Les recommandations pour les régions comprenaient l’investissement d’environ 10 millions de dollars dans des mesures d’adaptation, telles que la création de banques de semences communales, l’amélioration du stockage du fourrage, une meilleure gestion des zones protégées, la restauration des zones humides et la création de pépinières d’arbres fourragers et d’herbes.

Cet investissement de 10 millions de dollars permettrait, selon l’analyse, aux deux régions d’éviter quelque 500 millions de dollars de dommages et de protéger environ 90 000 personnes de la sécheresse au cours des 31 prochaines années.


Un homme transporte ses enfants à moto en traversant la route inondée de la ville de Da Nang, au Vietnam, le 30 octobre 2020, à la suite du typhon Molave.

© UNICEF/Linh Pham/AFP-Services

Un homme transporte ses enfants à moto en traversant la route inondée de la ville de Da Nang, au Vietnam, le 30 octobre 2020, à la suite du typhon Molave.

étude vietnamienne

À Can Tho, une ville du sud du Viet Nam, les défis climatiques sont multiples, notamment les inondations et l’exposition aux vagues de chaleur.

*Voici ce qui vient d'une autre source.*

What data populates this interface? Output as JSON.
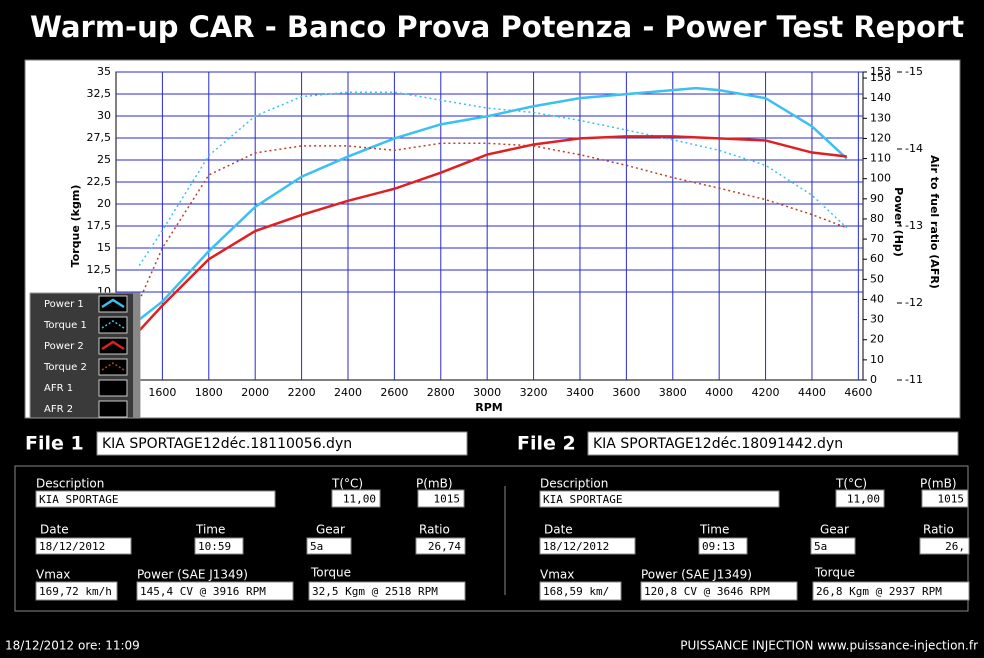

Ici, une étude de la CEA a révélé que les dommages annuels causés par les inondations et les vagues de chaleur devraient grossièrement quadrupler d’ici 2050.

Cependant, une combinaison de mesures telles que des digues mobiles contre les inondations, l’amélioration de la sensibilisation aux inondations et la réhabilitation des systèmes de drainage existants, pour un coût inférieur à 6 millions de dollars, empêcherait environ 300 millions de dollars de dommages et protégerait environ 15 000 personnes au cours des trois prochaines décennies. de différents types d’inondations.

De même, en investissant moins de 16 millions de dollars dans des centres de refroidissement publics pour les personnes vulnérables, une agriculture intelligente face au climat et l’introduction de surfaces de toit blanches, les autorités de Can Tho pourraient prévenir environ 250 millions de dollars de dommages et protéger environ 800 000 personnes pour le trois prochaines décennies.


Un couple de personnes âgées, durement touché par la saison des tempêtes de cette année.  Ils racontent leur expérience déchirante de la montée des eaux dans leur simple maison d'une pièce.

© UNICEF/Truong Viet Hung

Un couple de personnes âgées, durement touché par la saison des tempêtes de cette année. Ils racontent leur expérience déchirante de la montée des eaux dans leur simple maison d’une pièce.

élever l’ambition

Dans l’ensemble, les trois études de cas montrent qu’investir dans l’adaptation aujourd’hui est beaucoup plus rentable que de devoir remédier aux dommages qui se produiront probablement au cours des trois prochaines décennies.

“En utilisant la méthodologie ECA, les pays et les communautés disposent des données et des informations nécessaires pour élaborer des plans d’adaptation et d’atténuation climatiques plus ambitieux”, déclare le Dr Maxime Souvignet, chef d’équipe de l’adaptation économique au climat à l’UNU-EHS. “Ces mesures les aideront à accroître leur résilience face aux impacts des conditions climatiques actuelles et futures.”